Pembuahan Jeruk Berjenjang Sepanjang Tahun (Bujangseta) adalah teknologi untuk membuahkan jeruk secara berjenjang. Caranya, antara lain dilakukan dengan manajemen kanopi, manajemen nutrisi, serta manajemen pengendalian hama dan penyakit. Dengan teknologi ini, tanaman jeruk bisa menghasilkan buah 5-7 kali setahun.
Kepala Badan Penelitian dan Pengembangan Pertanian Kementerian Pertanian Fadjry Djufry mengatakan, sistem pertanian secara konvensional yang ada selama ini hanya mampu memenuhi ketersediaan jeruk selama dua bulan di pasaran, yakni saat panen raya tiba, yakni Juni-Juli. Setelah itu, jeruk di pasaran kosong.
Meski produksinya besar, kalau panennya hanya dua bulan, tidak akan mencukupi permintaan di bulan-bulan lain. Ini juga terjadi pada buah-buahan lain.
Produksi jeruk di Indonesia mencapai 2,2 juta ton per tahun. Angka ini di atas kebutuhan nasional yang masih di bawah 2,2 juta ton setahun. ”Meski produksinya besar, kalau panennya hanya dua bulan, tidak akan mencukupi permintaan di bulan-bulan lain. Ini juga terjadi pada buah-buahan lain,” ujarnya.
Fadjry mengatakan hal itu pada kegiatan Bincang Asyik Pertanian Indonesia dengan tema ”Teknologi Bujangseta dalam Meningkatkan Produksi Jeruk Indonesia” di Balai Penelitian Tanaman Jeruk dan Buah Subtropika (Balitjestro), di Batu, Jawa Timur, Jumat (19/7/2019).
Daerah yang disasar
Beberapa daerah yang akan disasar untuk pengenalan Bujangseta, menurut Fadjry, adalah Medan, Sumatera Utara, yang memiliki komoditas jeruk siam medan; Kalimantan Barat (siam sambas); dan Sulawesi Selatan (siam luwu). Selama ini daerah itu masih menggunakan teknologi pertanian konvensional sehingga produktivitasnya bervariasi, 30-40 kilogram (kg) per pohon setiap tahun.
”Kalau dengan Bujangseta bisa mencapai 50-80 kg per pohon setiap tahun. Ini menguntungkan petani karena produksinya meningkat. Apalagi selama ini kalau panen raya harga jeruk selalu anjlok. Sementara dengan Bujangseta petani bisa atur kapan tanaman berproduksi.
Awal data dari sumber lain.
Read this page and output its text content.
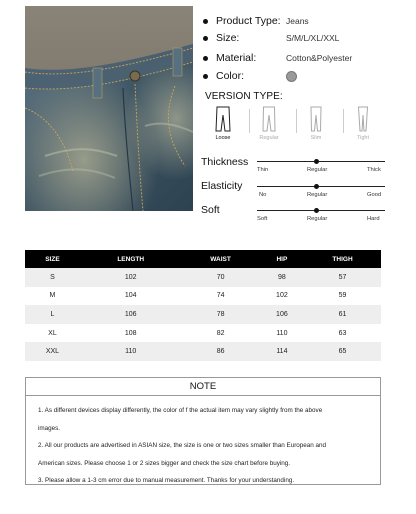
Product Type: Jeans
Size:	S/M/L/XL/XXL
Material:	Cotton&Polyester
Color:
VERSION TYPE:
Loose	Regular	Slim	Tight
Thickness
Thin	Regular	Thick
Elasticity
No	Regular	Good
Soft
Soft	Regular	Hard
SIZE	LENGTH	WAIST	HIP	THIGH
S	102	70	98	57
M	104	74	102	59
L	106	78	106	61
XL	108	82	110	63
XXL	110	86	114	65
NOTE
1. As different devices display differently, the color of f the actual item may vary slightly from the above
images.
2. All our products are advertised in ASIAN size, the size is one or two sizes smaller than European and
American sizes. Please choose 1 or 2 sizes bigger and check the size chart before buying.
3. Please allow a 1-3 cm error due to manual measurement. Thanks for your understanding.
Kalau jeruk di luar negeri sedang kosong, bisa langsung diekspor,” katanya.
Peneliti Balitjestro, Sutopo, memaparkan perlakuan utama dalam Bujangseta adalah manajemen air dan pupuk. Karena dua unsur tersebut yang memicu tanaman jeruk bisa berbunga. Selain itu, juga menjaga keseimbangan pertumbuhan generatif dan vegetatif melalui pemangkasan dahan. ”Yang tidak kalah penting adalah manajemen hama,” katanya.
Pelaku usaha sekaligus Ketua Kontak Bisnis Hortikultura Indonesia M Maulud mengatakan, selama ini yang dibutuhkan pelaku usaha (buyer) adalah ketersediaan jeruk selain kualitas dan kuantitas. Dan sejauh ini, kontinuitas jeruk masih menjadi kendala. Ia mencontohkan jeruk hasil petani di Jawa hanya bertahan dua bulan.
Yang tidak kalah penting adalah manajemen hama.
”Setelah habis kita mendapatkan pasokan dari luar Jawa. Itu pun harganya naik karena ada ongkos transportasi yang harus ditanggung. Kalau di luar Jawa sudah tidak ada, mau tidak mau pakai jeruk dari luar negeri. Biasanya sebelum Februari. Jeruk impor sengaja dimasukkan karena di sini tidak ada,” katanya.